However, when the Port Authority asks for an audit by the Auditor General to shed light on the truth, the government covers up.

What do the Conservatives have to hide? Why are they afraid of what the Auditor General will find?

Toronto Port Authority
Oral Questions

2:45 p.m.

Ottawa West—Nepean
Ontario

Conservative

John Baird Minister of Transport

Mr. Speaker, the Toronto Port Authority operates on an arm's-length basis. We look to its directors and to its audit committee. We look to ensure that all of its statements are audited each and every year, which has always happened.

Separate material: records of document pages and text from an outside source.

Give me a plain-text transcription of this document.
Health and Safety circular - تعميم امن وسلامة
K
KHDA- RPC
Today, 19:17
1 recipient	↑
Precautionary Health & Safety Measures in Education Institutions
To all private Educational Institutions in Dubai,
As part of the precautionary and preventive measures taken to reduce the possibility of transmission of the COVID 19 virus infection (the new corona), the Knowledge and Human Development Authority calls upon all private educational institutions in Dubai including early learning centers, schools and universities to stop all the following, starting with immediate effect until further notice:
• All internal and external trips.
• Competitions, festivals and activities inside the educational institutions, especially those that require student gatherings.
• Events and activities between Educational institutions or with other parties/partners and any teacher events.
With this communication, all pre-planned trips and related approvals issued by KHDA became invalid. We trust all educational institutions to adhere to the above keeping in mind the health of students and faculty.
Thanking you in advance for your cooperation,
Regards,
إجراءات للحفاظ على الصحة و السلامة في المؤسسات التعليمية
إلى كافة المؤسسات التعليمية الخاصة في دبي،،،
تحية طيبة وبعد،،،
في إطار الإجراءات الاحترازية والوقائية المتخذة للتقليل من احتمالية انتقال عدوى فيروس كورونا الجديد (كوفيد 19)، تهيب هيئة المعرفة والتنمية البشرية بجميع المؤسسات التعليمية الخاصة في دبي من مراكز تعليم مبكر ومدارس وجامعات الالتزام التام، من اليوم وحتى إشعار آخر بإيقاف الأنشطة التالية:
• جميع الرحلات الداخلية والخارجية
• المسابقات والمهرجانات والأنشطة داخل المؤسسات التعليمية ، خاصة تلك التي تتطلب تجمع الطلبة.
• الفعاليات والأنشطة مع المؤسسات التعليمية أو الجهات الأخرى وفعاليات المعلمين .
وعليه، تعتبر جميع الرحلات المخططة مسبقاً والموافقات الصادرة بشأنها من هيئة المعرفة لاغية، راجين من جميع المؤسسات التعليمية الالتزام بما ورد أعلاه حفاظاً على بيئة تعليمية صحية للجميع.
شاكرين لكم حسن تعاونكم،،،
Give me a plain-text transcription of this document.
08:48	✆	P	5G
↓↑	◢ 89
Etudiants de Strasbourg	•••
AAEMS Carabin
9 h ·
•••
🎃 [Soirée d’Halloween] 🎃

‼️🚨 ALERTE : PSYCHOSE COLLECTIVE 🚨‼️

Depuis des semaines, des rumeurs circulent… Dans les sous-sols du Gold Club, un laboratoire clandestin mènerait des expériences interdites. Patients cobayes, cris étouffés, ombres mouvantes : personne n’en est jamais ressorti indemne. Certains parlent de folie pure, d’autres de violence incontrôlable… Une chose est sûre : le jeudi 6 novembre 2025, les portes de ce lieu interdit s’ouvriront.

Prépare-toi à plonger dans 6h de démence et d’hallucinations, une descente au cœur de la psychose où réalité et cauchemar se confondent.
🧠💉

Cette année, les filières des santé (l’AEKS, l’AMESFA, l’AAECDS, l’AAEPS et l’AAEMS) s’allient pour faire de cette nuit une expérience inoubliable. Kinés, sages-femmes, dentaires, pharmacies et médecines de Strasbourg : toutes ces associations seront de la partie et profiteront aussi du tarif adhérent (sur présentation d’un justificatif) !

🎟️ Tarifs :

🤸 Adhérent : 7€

The Toronto Port Authority also undergoes, as do all similar port authorities and crown corporations, a special examination every five years, and that will be happening this year.

Finance
Oral Questions

2:45 p.m.

Conservative

Mike Wallace Burlington, ON

Mr. Speaker, today, the Minister of Finance and the Minister of Health announced the site of the February meeting of the G7 finance ministers and the central bank governors.

Could the Minister of Health please tell the House the significance of today's announcement?

Finance
Oral Questions

2:45 p.m.

Nunavut
Nunavut

Conservative

Leona Aglukkaq Minister of Health

Mr. Speaker, I am pleased to announce that the meeting of the G7 finance ministers and central bank governors will be hosted in Iqaluit, Nunavut.

At such an important and challenging time, I can think of no better location for an international meeting focused on collaboration to resolve shared challenges.

Throughout its long history, the people of Nunavut and all of Canada's north have demonstrated a community spirit and steadfast determination to overcome adversity.

[Member spoke in Inuktitut]

Broadcasting Industry
Oral Questions

November 18th, 2009 / 2:45 p.m.

NDP

Charlie Angus Timmins—James Bay, ON

Mr. Speaker, Canadians are fed up with the ridiculous media war between the broadcasters and the cable giants.

On the one hand, the cable giants have racked up $2.1 billion in profits while jacking up cable rates year after year and, on the other hand, the broadcasters are crying destitution after blowing $740 million on U.S. programs.

Meanwhile, Canadian consumers are getting gouged, local television is being held hostage and Canada's amazingly versatile film and television industry is being hung out to dry.

What steps will the minister take to put an end to this corporate circus?

Broadcasting Industry
Oral Questions

2:45 p.m.

Port Moody—Westwood—Port Coquitlam
B.C.

Conservative

James Moore Minister of Canadian Heritage and Official Languages

Mr. Speaker, I appreciate the question and obviously all Canadians have been paying attention to this important debate. What we have done are two things most recently that are very important.

First, we gave a section 15 requirement to the CRTC that the most important thing it needs to do in its consideration and deliberation over this very important issue is to put consumers first. We want to ensure that consumers are put first in this conversation and discussion.

The second thing we have done is to bring together all the stakeholders, which is what the member is talking about. We have brought together all the partners and we have reached an agreement on part II fees which gives $450 million in immediate relief to the industry. This is good for all Canadians.